Britain's war effort in Afghanistan is being hindered by a number of frontline troops too fat to fight, according to a leaked Army memo.
The Ministry of Defence confirmed today it had directed military chiefs to ensure units are following Army fitness policy after concerns were raised over a "worrying trend of obesity".
The Army needs to "reinvigorate a warrior ethos and a culture of being fit", according to the leaked memo apparently sent to all Army units and obtained by the Observer newspaper.
The memo from Major Brian Dupree, of the Army physical training corps in Wiltshire, said basic fitness policy "is not being carried out".
Units were routinely failing to fulfil the Army's basic fitness regime of two hours of physical exercise a week, he added.
The memo leaked to the paper said: "The numbers of personnel unable to deploy and concerns about obesity throughout the Army are clearly linked to current attitudes towards physical training."
There are 3,860 Army personnel classified as PUD - personnel unable to deploy - with a further 8,190 regarded as being of "limited deployability" for medical reasons, it was reported.
Major Dupree added: "The current Army fitness policy states that to be fit to fight requires a minimum of two to three hours of physical activity per week. It is clear that even this most basic policy is not being implemented.
"To cope with the demands of hybrid operations in Afghanistan and future conflicts the Army needs personnel with that battle-winning edge that sustains them through adversity. It is clear this message has been diluted recently and this attitude must change.
"The increasing PUD list and concerns over obesity in the services are clearly linked to this indifferent attitude."

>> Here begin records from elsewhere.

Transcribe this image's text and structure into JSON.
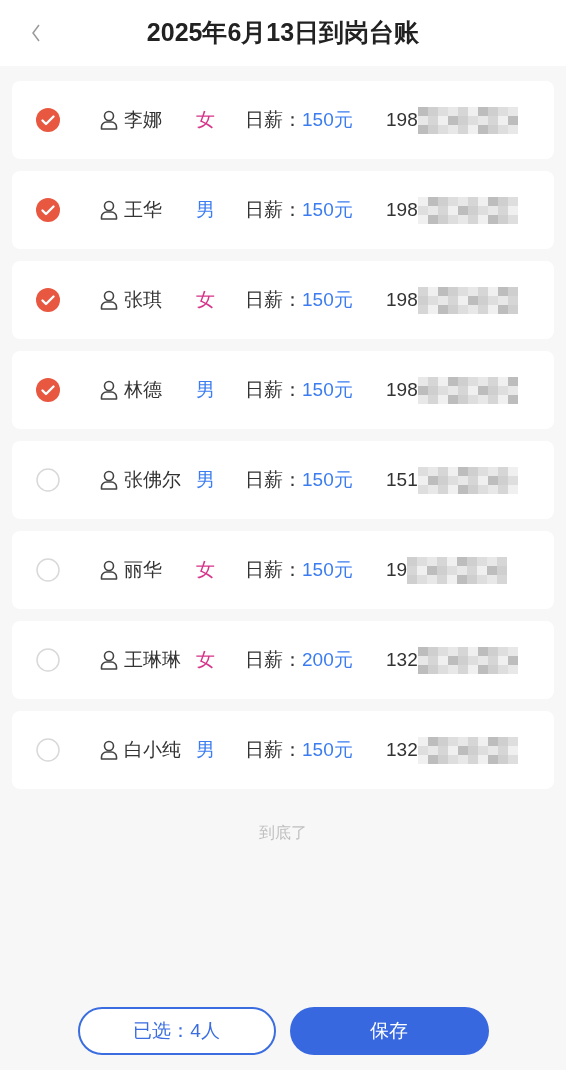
{
  "header": {
    "title": "2025年6月13日到岗台账"
  },
  "workers": [
    {
      "selected": true,
      "name": "李娜",
      "gender": {
        "text": "女",
        "color": "#d6338a"
      },
      "wage_label": "日薪：",
      "wage": "150元",
      "phone": "198"
    },
    {
      "selected": true,
      "name": "王华",
      "gender": {
        "text": "男",
        "color": "#3b7cf0"
      },
      "wage_label": "日薪：",
      "wage": "150元",
      "phone": "198"
    },
    {
      "selected": true,
      "name": "张琪",
      "gender": {
        "text": "女",
        "color": "#d6338a"
      },
      "wage_label": "日薪：",
      "wage": "150元",
      "phone": "198"
    },
    {
      "selected": true,
      "name": "林德",
      "gender": {
        "text": "男",
        "color": "#3b7cf0"
      },
      "wage_label": "日薪：",
      "wage": "150元",
      "phone": "198"
    },
    {
      "selected": false,
      "name": "张佛尔",
      "gender": {
        "text": "男",
        "color": "#3b7cf0"
      },
      "wage_label": "日薪：",
      "wage": "150元",
      "phone": "151"
    },
    {
      "selected": false,
      "name": "丽华",
      "gender": {
        "text": "女",
        "color": "#d6338a"
      },
      "wage_label": "日薪：",
      "wage": "150元",
      "phone": "19"
    },
    {
      "selected": false,
      "name": "王琳琳",
      "gender": {
        "text": "女",
        "color": "#d6338a"
      },
      "wage_label": "日薪：",
      "wage": "200元",
      "phone": "132"
    },
    {
      "selected": false,
      "name": "白小纯",
      "gender": {
        "text": "男",
        "color": "#3b7cf0"
      },
      "wage_label": "日薪：",
      "wage": "150元",
      "phone": "132"
    }
  ],
  "end_note": "到底了",
  "footer": {
    "selected_count": "已选：4人",
    "save": "保存"
  }
}
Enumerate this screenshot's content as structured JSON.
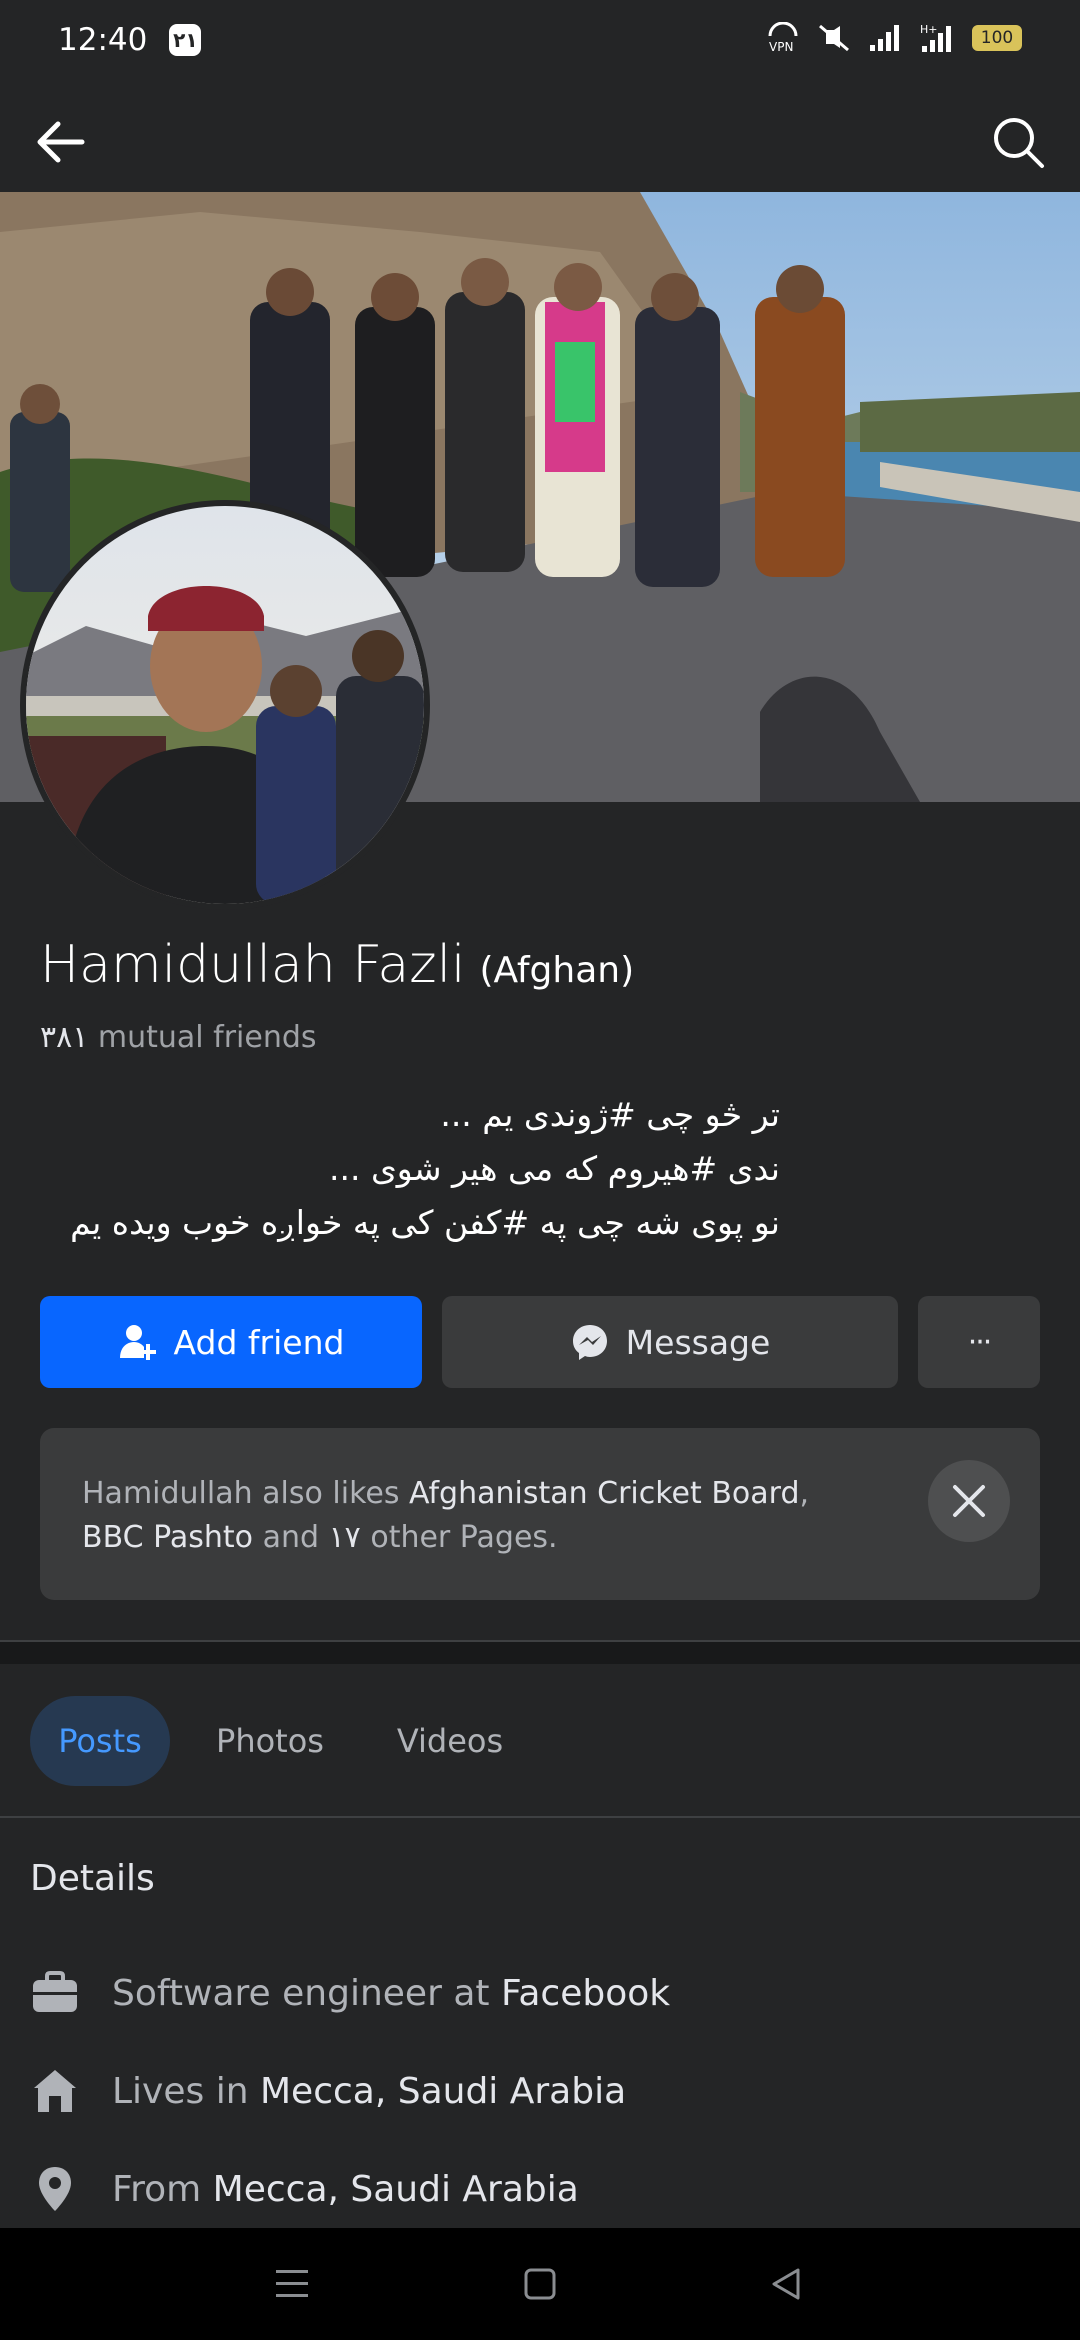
{
  "status": {
    "time": "12:40",
    "notification_badge": "۲۱",
    "battery": "100",
    "vpn": "VPN"
  },
  "profile": {
    "name": "Hamidullah Fazli",
    "alt_name": "(Afghan)",
    "mutual_count": "۳۸۱",
    "mutual_label": "mutual friends",
    "bio": [
      "تر څو چی #ژوندی یم ...",
      "ندی #هیروم که می هیر شوی ...",
      "نو پوی شه چی په #کفن کی په خواږه خوب ویده یم"
    ]
  },
  "actions": {
    "add_friend": "Add friend",
    "message": "Message",
    "more": "···"
  },
  "likes": {
    "prefix": "Hamidullah also likes",
    "page1": "Afghanistan Cricket Board",
    "sep": ",",
    "page2": "BBC Pashto",
    "and": "and",
    "count": "۱۷",
    "suffix": "other Pages."
  },
  "tabs": [
    "Posts",
    "Photos",
    "Videos"
  ],
  "details": {
    "title": "Details",
    "work_prefix": "Software engineer at",
    "work_place": "Facebook",
    "lives_prefix": "Lives in",
    "lives_place": "Mecca, Saudi Arabia",
    "from_prefix": "From",
    "from_place": "Mecca, Saudi Arabia"
  },
  "colors": {
    "accent": "#0866ff",
    "background": "#242526",
    "card": "#3a3b3c",
    "active_tab": "#263951"
  }
}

An MoD spokesman said: "Following a review of recent evidence, direction has been given to the chain of command to take action to ensure units are following the Army's fitness policy."
The revelations came on the day a hard-hitting report on British efforts in the war-torn country by a committee of MPs was published.
Since deploying to Afghanistan in 2001, the UK has suffered from "significant mission creep" with an ever-growing list of responsibilities, including drugs, human rights and state-building, which have made it more difficult for the Government to explain the purpose of Britain's mission, said the report by the cross-party House of Commons Foreign Affairs Committee.